The young man sitting next to me, an ardent Kirtan devotee, was one of those people who I define as an over-achieving Clapper. It matters little what the song’s tempo is. Nor whether it is closer to a funeral dirge than a Pee Wee Herman ditty. His clapping, much like AK47 rifle shots, leaves me hoping for the blessed relief delivered to him by a compound stress fracture. Sometimes, the Clapper will continue his performance well after the song has ended.

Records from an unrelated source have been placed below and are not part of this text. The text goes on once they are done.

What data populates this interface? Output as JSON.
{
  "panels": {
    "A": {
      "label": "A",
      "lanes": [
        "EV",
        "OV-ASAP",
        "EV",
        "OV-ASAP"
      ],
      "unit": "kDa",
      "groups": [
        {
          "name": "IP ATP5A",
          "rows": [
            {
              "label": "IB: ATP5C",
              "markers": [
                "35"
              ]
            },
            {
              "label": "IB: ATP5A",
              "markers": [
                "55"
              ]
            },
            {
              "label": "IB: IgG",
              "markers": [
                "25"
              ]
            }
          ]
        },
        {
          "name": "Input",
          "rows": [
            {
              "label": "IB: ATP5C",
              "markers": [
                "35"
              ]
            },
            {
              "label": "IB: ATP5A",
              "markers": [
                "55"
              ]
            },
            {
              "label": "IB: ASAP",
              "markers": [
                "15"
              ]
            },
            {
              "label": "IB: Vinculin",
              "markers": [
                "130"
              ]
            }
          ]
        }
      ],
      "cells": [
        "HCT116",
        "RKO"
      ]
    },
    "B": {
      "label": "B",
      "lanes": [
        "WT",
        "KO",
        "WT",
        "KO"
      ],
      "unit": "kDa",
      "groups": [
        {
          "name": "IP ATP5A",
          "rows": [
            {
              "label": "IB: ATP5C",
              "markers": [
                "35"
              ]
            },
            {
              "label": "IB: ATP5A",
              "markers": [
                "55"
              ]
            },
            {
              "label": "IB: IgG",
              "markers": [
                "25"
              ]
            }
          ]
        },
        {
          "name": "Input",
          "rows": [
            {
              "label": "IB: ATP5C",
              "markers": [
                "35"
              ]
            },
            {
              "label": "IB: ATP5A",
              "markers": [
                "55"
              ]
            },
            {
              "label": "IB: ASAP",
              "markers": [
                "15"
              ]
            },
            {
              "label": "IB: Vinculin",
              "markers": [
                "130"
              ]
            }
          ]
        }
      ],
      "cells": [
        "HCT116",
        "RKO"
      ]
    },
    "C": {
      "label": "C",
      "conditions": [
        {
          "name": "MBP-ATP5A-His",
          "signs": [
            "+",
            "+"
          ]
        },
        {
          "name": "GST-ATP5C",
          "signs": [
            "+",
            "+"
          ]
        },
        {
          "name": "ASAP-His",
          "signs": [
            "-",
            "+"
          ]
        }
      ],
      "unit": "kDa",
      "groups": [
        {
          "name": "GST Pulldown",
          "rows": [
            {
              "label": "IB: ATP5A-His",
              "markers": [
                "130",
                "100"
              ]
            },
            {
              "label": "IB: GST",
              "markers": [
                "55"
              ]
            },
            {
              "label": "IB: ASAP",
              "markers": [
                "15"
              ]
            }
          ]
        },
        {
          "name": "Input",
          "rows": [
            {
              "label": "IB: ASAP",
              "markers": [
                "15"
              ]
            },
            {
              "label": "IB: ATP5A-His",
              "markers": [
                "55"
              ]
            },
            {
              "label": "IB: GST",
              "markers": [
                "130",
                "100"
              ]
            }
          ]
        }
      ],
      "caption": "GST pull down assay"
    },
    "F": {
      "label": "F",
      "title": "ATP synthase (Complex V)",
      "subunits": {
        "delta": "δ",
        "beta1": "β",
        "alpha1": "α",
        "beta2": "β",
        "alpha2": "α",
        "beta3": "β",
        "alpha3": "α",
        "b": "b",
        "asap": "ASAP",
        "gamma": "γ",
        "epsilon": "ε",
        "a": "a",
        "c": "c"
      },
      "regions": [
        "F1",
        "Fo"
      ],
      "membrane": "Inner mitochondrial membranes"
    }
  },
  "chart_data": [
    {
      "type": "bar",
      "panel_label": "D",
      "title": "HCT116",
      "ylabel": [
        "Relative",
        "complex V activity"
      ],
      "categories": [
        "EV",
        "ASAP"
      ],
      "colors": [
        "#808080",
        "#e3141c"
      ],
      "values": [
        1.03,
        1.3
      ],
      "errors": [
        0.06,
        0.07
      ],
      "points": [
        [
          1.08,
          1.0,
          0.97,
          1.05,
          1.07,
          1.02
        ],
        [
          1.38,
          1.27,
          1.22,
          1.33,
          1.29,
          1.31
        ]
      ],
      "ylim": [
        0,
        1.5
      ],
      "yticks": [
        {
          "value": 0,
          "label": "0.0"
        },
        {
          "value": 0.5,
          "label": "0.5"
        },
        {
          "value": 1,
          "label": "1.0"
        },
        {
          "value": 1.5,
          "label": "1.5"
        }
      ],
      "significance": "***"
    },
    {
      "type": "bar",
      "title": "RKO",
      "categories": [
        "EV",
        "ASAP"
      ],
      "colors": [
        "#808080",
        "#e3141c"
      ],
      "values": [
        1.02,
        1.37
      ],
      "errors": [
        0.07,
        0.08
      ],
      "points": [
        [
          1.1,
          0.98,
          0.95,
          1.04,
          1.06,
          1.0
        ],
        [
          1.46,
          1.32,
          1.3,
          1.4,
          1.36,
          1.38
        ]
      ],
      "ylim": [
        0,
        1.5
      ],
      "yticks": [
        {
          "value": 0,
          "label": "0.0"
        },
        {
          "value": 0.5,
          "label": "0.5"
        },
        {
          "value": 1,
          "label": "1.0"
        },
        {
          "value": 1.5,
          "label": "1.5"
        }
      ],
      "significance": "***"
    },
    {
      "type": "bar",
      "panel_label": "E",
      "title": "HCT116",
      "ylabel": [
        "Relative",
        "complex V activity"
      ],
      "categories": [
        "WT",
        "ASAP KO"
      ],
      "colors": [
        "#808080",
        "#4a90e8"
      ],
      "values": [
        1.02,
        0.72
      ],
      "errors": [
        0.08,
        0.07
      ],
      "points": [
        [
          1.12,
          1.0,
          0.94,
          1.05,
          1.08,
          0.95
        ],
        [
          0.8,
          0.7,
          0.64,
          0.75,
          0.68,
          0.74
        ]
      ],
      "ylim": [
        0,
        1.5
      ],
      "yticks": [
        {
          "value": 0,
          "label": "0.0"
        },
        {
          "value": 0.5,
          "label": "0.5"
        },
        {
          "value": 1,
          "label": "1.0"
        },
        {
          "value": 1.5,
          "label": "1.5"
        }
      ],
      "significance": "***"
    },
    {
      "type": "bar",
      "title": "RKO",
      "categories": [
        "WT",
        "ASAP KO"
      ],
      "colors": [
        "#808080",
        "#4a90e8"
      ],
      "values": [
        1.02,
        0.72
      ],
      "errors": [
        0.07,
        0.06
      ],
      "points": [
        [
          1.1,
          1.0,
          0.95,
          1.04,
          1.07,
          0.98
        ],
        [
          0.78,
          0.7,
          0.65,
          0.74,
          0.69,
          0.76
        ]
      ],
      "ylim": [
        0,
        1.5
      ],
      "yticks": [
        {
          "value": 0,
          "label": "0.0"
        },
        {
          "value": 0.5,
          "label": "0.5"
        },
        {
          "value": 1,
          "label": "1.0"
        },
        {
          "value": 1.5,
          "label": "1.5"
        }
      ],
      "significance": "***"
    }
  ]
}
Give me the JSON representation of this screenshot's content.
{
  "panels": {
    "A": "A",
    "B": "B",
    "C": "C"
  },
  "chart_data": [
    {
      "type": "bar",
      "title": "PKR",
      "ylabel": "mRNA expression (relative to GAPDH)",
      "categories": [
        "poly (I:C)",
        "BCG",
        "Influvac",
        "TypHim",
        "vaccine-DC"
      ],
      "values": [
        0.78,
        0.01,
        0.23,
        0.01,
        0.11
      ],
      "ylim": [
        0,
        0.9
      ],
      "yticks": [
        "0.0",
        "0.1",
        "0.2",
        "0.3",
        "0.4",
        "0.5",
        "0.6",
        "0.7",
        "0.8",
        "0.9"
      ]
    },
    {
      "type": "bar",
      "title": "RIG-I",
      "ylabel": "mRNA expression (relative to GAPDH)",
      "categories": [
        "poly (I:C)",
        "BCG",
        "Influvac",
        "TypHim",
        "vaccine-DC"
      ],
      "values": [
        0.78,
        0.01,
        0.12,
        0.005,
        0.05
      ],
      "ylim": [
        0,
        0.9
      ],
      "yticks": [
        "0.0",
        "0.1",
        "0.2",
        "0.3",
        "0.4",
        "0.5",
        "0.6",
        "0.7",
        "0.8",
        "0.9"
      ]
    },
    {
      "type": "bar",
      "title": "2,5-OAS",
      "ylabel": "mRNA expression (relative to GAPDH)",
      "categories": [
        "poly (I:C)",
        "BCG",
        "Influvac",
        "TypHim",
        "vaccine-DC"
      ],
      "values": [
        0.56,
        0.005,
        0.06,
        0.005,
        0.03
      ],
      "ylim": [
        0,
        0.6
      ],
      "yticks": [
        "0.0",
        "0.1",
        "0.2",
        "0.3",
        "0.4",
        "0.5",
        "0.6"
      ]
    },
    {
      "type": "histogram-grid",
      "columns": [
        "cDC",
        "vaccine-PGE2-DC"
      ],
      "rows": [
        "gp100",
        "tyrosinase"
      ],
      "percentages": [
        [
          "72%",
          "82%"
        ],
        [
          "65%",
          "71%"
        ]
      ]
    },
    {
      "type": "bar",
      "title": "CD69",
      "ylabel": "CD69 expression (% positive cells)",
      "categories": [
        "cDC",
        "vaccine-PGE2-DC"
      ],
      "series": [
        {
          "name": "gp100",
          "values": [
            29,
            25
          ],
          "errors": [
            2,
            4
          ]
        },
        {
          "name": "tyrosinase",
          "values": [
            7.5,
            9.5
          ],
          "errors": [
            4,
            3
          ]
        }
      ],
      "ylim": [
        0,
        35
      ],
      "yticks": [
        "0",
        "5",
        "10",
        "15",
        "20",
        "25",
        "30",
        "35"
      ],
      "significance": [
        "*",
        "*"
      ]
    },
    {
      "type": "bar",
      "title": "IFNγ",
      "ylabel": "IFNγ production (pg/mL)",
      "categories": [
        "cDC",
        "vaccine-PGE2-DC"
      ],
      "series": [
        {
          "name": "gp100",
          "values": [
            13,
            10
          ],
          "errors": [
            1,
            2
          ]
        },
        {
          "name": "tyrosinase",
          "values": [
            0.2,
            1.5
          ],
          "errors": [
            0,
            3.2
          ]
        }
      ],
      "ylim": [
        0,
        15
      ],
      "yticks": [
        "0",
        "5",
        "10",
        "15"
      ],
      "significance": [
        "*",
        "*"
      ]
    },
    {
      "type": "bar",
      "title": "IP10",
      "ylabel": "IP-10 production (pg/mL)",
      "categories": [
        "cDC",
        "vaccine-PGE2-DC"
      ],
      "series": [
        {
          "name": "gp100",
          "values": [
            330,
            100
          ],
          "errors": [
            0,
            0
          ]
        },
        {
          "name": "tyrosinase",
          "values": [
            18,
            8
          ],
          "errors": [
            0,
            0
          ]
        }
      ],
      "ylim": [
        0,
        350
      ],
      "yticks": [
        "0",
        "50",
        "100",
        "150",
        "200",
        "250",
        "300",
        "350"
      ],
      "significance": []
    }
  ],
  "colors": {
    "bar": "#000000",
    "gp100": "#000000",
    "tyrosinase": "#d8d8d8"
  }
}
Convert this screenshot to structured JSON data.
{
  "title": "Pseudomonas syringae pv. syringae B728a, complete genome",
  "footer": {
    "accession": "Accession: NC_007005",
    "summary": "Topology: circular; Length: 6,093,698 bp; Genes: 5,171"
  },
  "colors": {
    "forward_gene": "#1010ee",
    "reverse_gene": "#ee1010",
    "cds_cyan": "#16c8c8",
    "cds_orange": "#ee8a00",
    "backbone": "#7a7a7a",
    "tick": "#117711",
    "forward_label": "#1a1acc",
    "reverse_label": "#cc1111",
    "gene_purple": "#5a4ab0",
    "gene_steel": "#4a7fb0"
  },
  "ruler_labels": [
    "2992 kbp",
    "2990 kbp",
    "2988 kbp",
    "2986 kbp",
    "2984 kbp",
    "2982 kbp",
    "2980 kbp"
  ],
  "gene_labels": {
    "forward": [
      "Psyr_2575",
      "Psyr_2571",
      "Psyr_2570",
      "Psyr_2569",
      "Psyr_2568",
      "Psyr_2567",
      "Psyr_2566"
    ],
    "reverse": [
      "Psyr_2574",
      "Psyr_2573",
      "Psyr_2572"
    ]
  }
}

My belief is that the Clapper, like his companions the Shrieker and the Whistler, lacked parental attention during his formative years. Fellow students avoided him, and members of opposite sex ran screaming from the room. Clapping brings much-needed attention to him, even if the attention is filled with death wishes.

The Clapper, in contrast to those neer-do-wells who simply ignore the sensitivities of the people around them, recognizes the availability of a ready-made audience and seeks its attention. Here again, a tiny bit of licorice tends to moderate the Clapper’s callousness. But not completely. Or maybe I’m too sensitive.

Or maybe I just need a bigger piece of licorice.